If he doesn’t make the team, it’s not just the last twelve years of his life wasted—it also means he won’t get to see Danny again until…

until… fuck, he doesn’t even know. The next Worlds are in 2017, fall 2017, and that’s assuming they’re both still training.

Lots of athletes retire after the Olympics, either because they’ve achieved their goals or they’ve failed.

“Sasha, you’ve got this.” Danny’s voice wraps around him, steady, keeping him from falling apart. “All you’re doing tomorrow is going out there and showing them everything you’ve already been doing.”

Sasha tries to speak, then just swallows and nods.

“Next time we see each other, it’s gonna be in Rio, okay?”

“Okay,” Sasha manages to whisper.

“Do you want me to stay on the line, or do you need to go to bed?”

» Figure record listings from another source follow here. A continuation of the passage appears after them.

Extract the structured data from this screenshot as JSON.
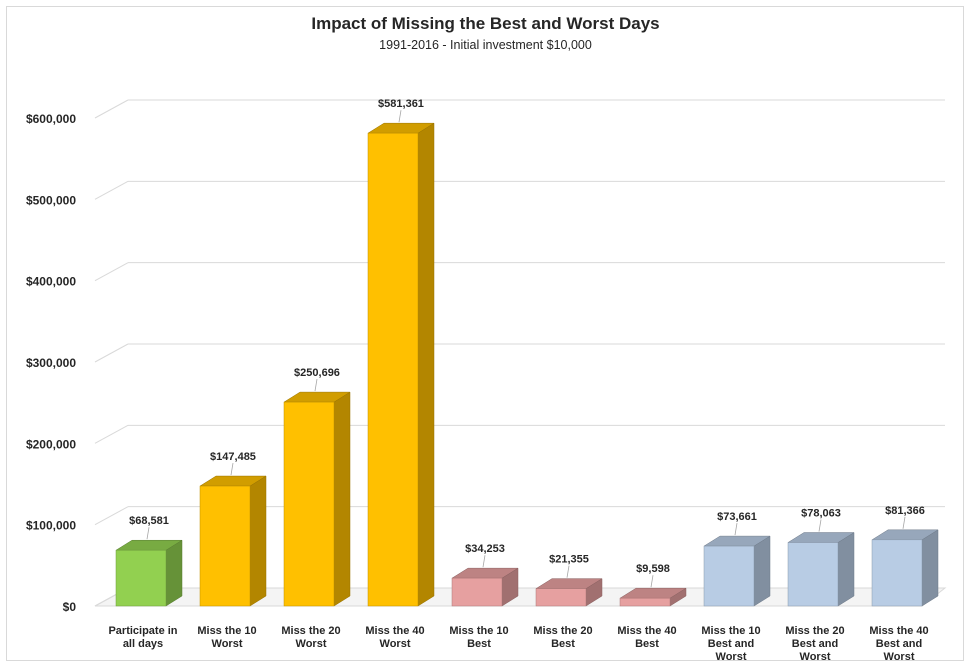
{
  "chart_data": {
    "type": "bar",
    "title": "Impact of Missing the Best and Worst Days",
    "subtitle": "1991-2016 - Initial investment $10,000",
    "categories": [
      [
        "Participate in",
        "all days"
      ],
      [
        "Miss the 10",
        "Worst"
      ],
      [
        "Miss the 20",
        "Worst"
      ],
      [
        "Miss the 40",
        "Worst"
      ],
      [
        "Miss the 10",
        "Best"
      ],
      [
        "Miss the 20",
        "Best"
      ],
      [
        "Miss the 40",
        "Best"
      ],
      [
        "Miss the 10",
        "Best and",
        "Worst"
      ],
      [
        "Miss the 20",
        "Best and",
        "Worst"
      ],
      [
        "Miss the 40",
        "Best and",
        "Worst"
      ]
    ],
    "values": [
      68581,
      147485,
      250696,
      581361,
      34253,
      21355,
      9598,
      73661,
      78063,
      81366
    ],
    "value_labels": [
      "$68,581",
      "$147,485",
      "$250,696",
      "$581,361",
      "$34,253",
      "$21,355",
      "$9,598",
      "$73,661",
      "$78,063",
      "$81,366"
    ],
    "bar_colors": [
      "#92d050",
      "#ffc000",
      "#ffc000",
      "#ffc000",
      "#e6a0a0",
      "#e6a0a0",
      "#e6a0a0",
      "#b8cce4",
      "#b8cce4",
      "#b8cce4"
    ],
    "yticks": [
      0,
      100000,
      200000,
      300000,
      400000,
      500000,
      600000
    ],
    "ytick_labels": [
      "$0",
      "$100,000",
      "$200,000",
      "$300,000",
      "$400,000",
      "$500,000",
      "$600,000"
    ],
    "ylim": [
      0,
      600000
    ],
    "grid": true,
    "style": "3d-column"
  }
}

“I…” Sasha wants Danny to talk to him until he falls asleep, but he can’t ask for that. “I should go,” he says, glancing at the clock on his phone—Kirill will probably be back soon, and then it’s an early bedtime for both of them. “Thank you. For…”

His gratitude mingles with guilt, because he hadn’t called Danny the night before the Olympic trials. Instead, he’d texted, assuming Danny would be trying to rest. Now he wonders if Danny had hoped he would call, and if he’d been disappointed when Sasha hadn’t.

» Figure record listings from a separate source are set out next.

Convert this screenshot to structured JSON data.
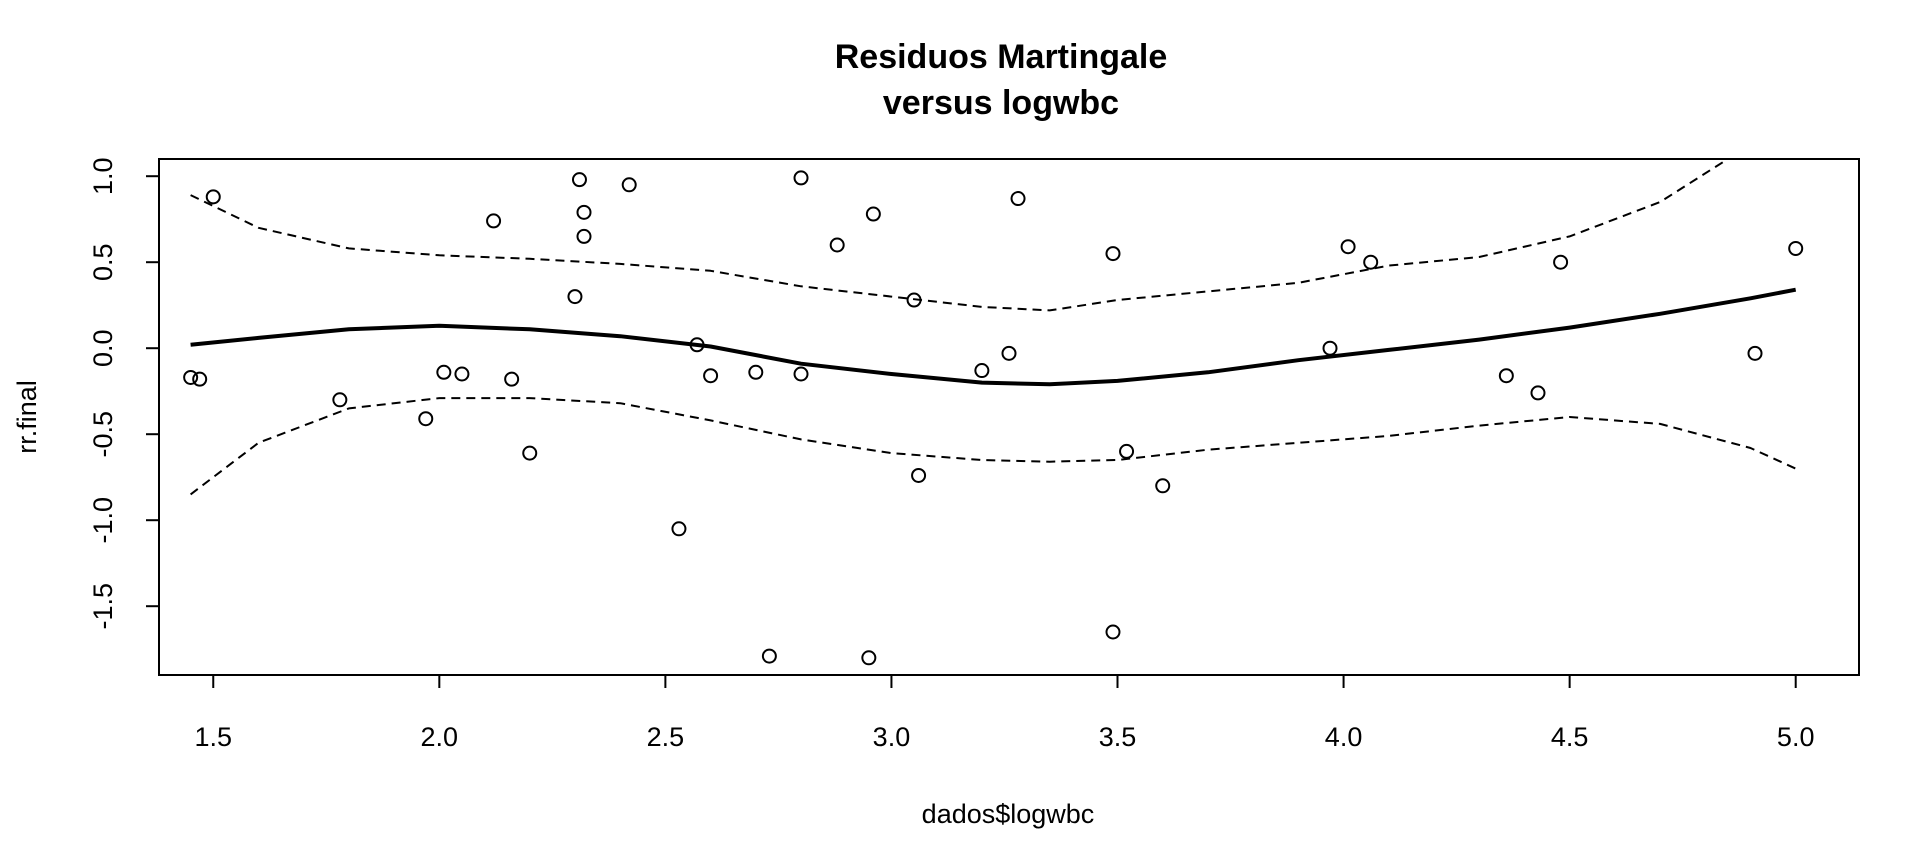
{
  "chart_data": {
    "type": "scatter",
    "title_line1": "Residuos Martingale",
    "title_line2": "versus logwbc",
    "xlabel": "dados$logwbc",
    "ylabel": "rr.final",
    "xlim": [
      1.38,
      5.14
    ],
    "ylim": [
      -1.9,
      1.1
    ],
    "x_ticks": [
      1.5,
      2.0,
      2.5,
      3.0,
      3.5,
      4.0,
      4.5,
      5.0
    ],
    "x_tick_labels": [
      "1.5",
      "2.0",
      "2.5",
      "3.0",
      "3.5",
      "4.0",
      "4.5",
      "5.0"
    ],
    "y_ticks": [
      -1.5,
      -1.0,
      -0.5,
      0.0,
      0.5,
      1.0
    ],
    "y_tick_labels": [
      "-1.5",
      "-1.0",
      "-0.5",
      "0.0",
      "0.5",
      "1.0"
    ],
    "grid": false,
    "points": [
      [
        1.45,
        -0.17
      ],
      [
        1.47,
        -0.18
      ],
      [
        1.5,
        0.88
      ],
      [
        1.78,
        -0.3
      ],
      [
        1.97,
        -0.41
      ],
      [
        2.01,
        -0.14
      ],
      [
        2.05,
        -0.15
      ],
      [
        2.12,
        0.74
      ],
      [
        2.16,
        -0.18
      ],
      [
        2.2,
        -0.61
      ],
      [
        2.3,
        0.3
      ],
      [
        2.31,
        0.98
      ],
      [
        2.32,
        0.79
      ],
      [
        2.32,
        0.65
      ],
      [
        2.42,
        0.95
      ],
      [
        2.53,
        -1.05
      ],
      [
        2.57,
        0.02
      ],
      [
        2.6,
        -0.16
      ],
      [
        2.7,
        -0.14
      ],
      [
        2.73,
        -1.79
      ],
      [
        2.8,
        0.99
      ],
      [
        2.8,
        -0.15
      ],
      [
        2.88,
        0.6
      ],
      [
        2.95,
        -1.8
      ],
      [
        2.96,
        0.78
      ],
      [
        3.05,
        0.28
      ],
      [
        3.06,
        -0.74
      ],
      [
        3.2,
        -0.13
      ],
      [
        3.26,
        -0.03
      ],
      [
        3.28,
        0.87
      ],
      [
        3.49,
        0.55
      ],
      [
        3.49,
        -1.65
      ],
      [
        3.52,
        -0.6
      ],
      [
        3.6,
        -0.8
      ],
      [
        3.97,
        0.0
      ],
      [
        4.01,
        0.59
      ],
      [
        4.06,
        0.5
      ],
      [
        4.36,
        -0.16
      ],
      [
        4.43,
        -0.26
      ],
      [
        4.48,
        0.5
      ],
      [
        4.91,
        -0.03
      ],
      [
        5.0,
        0.58
      ]
    ],
    "series": [
      {
        "role": "smooth",
        "style": "solid",
        "x": [
          1.45,
          1.6,
          1.8,
          2.0,
          2.2,
          2.4,
          2.6,
          2.8,
          3.0,
          3.2,
          3.35,
          3.5,
          3.7,
          3.9,
          4.1,
          4.3,
          4.5,
          4.7,
          4.9,
          5.0
        ],
        "y": [
          0.02,
          0.06,
          0.11,
          0.13,
          0.11,
          0.07,
          0.01,
          -0.09,
          -0.15,
          -0.2,
          -0.21,
          -0.19,
          -0.14,
          -0.07,
          -0.01,
          0.05,
          0.12,
          0.2,
          0.29,
          0.34
        ]
      },
      {
        "role": "upper-band",
        "style": "dashed",
        "x": [
          1.45,
          1.6,
          1.8,
          2.0,
          2.2,
          2.4,
          2.6,
          2.8,
          3.0,
          3.2,
          3.35,
          3.5,
          3.7,
          3.9,
          4.1,
          4.3,
          4.5,
          4.7,
          4.85
        ],
        "y": [
          0.89,
          0.7,
          0.58,
          0.54,
          0.52,
          0.49,
          0.45,
          0.36,
          0.3,
          0.24,
          0.22,
          0.28,
          0.33,
          0.38,
          0.48,
          0.53,
          0.65,
          0.85,
          1.1
        ]
      },
      {
        "role": "lower-band",
        "style": "dashed",
        "x": [
          1.45,
          1.6,
          1.8,
          2.0,
          2.2,
          2.4,
          2.6,
          2.8,
          3.0,
          3.2,
          3.35,
          3.5,
          3.7,
          3.9,
          4.1,
          4.3,
          4.5,
          4.7,
          4.9,
          5.0
        ],
        "y": [
          -0.85,
          -0.55,
          -0.35,
          -0.29,
          -0.29,
          -0.32,
          -0.42,
          -0.53,
          -0.61,
          -0.65,
          -0.66,
          -0.65,
          -0.59,
          -0.55,
          -0.51,
          -0.45,
          -0.4,
          -0.44,
          -0.58,
          -0.7
        ]
      }
    ]
  }
}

“Yeah, no problem,” Danny replies, and then he says something Sasha doesn’t catch; it almost sounds like he’s talking in another language.

“What?”

“Boa sorte,” Danny repeats. “It means ‘good luck’ in Brazilian. I mean, Portuguese.”

It’s the first time Sasha’s laughed all week, and when they hang up, he’s surprised by how much lighter he feels.

*

Sasha places fourth at the Russian Cup and doesn’t make the Olympic team.

The selection is announced at Round Lake, after a three-week camp that can only be described as hell, and Sasha stands on the floor, praying to a god he’s not sure he believes in as Coach Maxim reads off the names: Ilya. Kirill. Nikanor. Oleg.

For a heartbeat, he thinks he has it.

And then Coach Maxim says, “Felix.”

Felix, who placed seventh at the Russian Cup. Felix, who scored lower than usual on his pommel horse routine because of a sloppy dismount. Felix, whose knees almost give out when he hears his name, and who stands there, beaming, as something inside of Sasha dies.

Once again, he’s made an alternate.

It’s like someone punching you in the face, then giving you a band-aid for your broken nose. Sasha’s left reeling, his relief at being able to see Danny this year only a tiny, flickering point of consolation as everything else goes dark.